The problem is that Islamic State is now vying with al Qaeda for leadership of the global jihadist movement and there are two separate attractors to the movement. Al Qaeda leadership ejected the Islamic State for publicly ignoring commands to return to Iraq, not just because it is “too radical” for al Qaeda. The Islamic State leadership in turn levied accusations that al Qaeda’s fight has stagnated and leaders have forgotten Osama bin Laden’s vision. Yet the enmity between the Islamic State and al Qaeda is over tactics and strategy, not objectives. Both believe that they are moving along the path to achieving a global caliphate, and will continue to pursue this objective. Success on either front is seen as a harbinger that success is a real possibility. The Islamic State’s persistent existence propels the global jihadist movement forward.
Jihadist groups are displaying a surge in energy on nearly all fronts that, along with the Islamic State’s victories in Iraq and Syria, feed into a global narrative of success. Al Qaeda in the Arabian Peninsula in Yemen recently concentrated its efforts in the country’s east, establishing a stronghold in Hadramawt governorate while re-infiltrating previously cleared areas in Abyan and Shabwah governorates near Aden. Al Shabaab, one of the few groups to be weakened in 2011, lost control of Mogadishu and much of the territory it had controlled in Somalia, but has expanded its operations throughout East Africa. Al Qaeda in the Islamic Maghreb, which had seized control of north Mali until a French-UN offensive, may be regaining ground in the Sahel. Nigeria’s Boko Haram has transformed from a terrorist group to an insurgency. Further, analysts warn of al Qaeda’s regrowth in the Afghanistan-Pakistan region as the U.S. and international military presence winds down. It seems as if there are no groups within the global jihadist movement that are truly losing the fight today.
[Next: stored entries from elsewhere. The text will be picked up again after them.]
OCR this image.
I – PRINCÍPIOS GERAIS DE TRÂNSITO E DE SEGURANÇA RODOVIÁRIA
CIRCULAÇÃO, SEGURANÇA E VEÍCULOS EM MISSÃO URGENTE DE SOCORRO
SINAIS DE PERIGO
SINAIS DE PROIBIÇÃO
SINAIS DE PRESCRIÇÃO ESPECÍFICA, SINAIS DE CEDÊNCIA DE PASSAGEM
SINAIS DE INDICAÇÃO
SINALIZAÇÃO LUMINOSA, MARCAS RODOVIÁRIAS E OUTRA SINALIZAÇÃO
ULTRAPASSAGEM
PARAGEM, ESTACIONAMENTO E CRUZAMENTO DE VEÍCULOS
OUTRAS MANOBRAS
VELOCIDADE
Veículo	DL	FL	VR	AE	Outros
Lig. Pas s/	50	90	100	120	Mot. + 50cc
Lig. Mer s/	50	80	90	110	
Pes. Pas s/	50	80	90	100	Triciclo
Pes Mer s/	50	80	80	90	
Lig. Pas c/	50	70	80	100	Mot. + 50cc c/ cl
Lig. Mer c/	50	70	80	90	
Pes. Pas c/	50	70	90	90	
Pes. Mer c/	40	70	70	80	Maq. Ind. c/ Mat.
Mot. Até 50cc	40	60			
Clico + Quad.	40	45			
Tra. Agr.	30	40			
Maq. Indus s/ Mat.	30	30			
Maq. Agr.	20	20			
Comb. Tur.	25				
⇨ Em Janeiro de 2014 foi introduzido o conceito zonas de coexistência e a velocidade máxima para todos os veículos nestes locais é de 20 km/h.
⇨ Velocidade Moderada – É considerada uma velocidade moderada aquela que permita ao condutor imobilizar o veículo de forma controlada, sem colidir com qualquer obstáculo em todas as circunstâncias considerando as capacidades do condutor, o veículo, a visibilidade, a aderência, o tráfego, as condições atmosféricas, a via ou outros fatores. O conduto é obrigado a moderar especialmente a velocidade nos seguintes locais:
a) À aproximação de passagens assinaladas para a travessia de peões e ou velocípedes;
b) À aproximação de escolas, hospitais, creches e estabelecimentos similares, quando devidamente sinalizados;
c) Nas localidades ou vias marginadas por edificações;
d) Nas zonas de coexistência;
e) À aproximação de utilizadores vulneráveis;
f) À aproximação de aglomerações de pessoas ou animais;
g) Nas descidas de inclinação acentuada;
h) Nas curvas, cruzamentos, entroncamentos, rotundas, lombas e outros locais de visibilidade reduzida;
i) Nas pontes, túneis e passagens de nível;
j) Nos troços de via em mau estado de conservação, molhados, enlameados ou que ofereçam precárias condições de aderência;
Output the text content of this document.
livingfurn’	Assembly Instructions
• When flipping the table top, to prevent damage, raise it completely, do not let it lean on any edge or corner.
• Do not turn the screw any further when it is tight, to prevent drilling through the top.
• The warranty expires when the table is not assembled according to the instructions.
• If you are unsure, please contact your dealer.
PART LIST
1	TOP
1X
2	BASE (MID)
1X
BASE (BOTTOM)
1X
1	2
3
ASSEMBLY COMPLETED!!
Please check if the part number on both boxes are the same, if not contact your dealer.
The risk to the United States is escalating rapidly. The battlefield between the Islamic State and al Qaeda will expand dangerously to include American and Western interests in the Middle East, and the U.S. homeland itself. The Islamic State displays military prowess, strategic campaigns, and ruthless efficiency. Both share a global vision, and it is only a matter of time before the Islamic State follows al Qaeda’s path to execute this vision. The U.S. will be the only real loser in this competition between al Qaeda and the Islamic State, caught in the middle between the two sides. Defeating the Islamic State in both Iraq and Syria sends a clear message that its aggressive strategy leads to decisive action and deals a significant blow to the narrative of success within the global jihadist movement.
Yet the fall of the Islamic State is not the end of the fight. The United States must wage a counteroffensive against the entire global jihadist movement. Pursuing the Islamic State is the first step in a series of efforts to then defeat al Qaeda. Without a second stage, al Qaeda’s Jabhat al Nusra may backfill the Islamic State in Syria, and al Qaeda may return to lead the militant Sunni groups in Iraq. A strategy to fight the Islamic State and not al Qaeda, or the reverse, will ultimately fail. The U.S. must take the threat from each head on and craft and implement a strategy to defeat the groups or resign itself to playing defense against a growing threat from the global jihadist movement.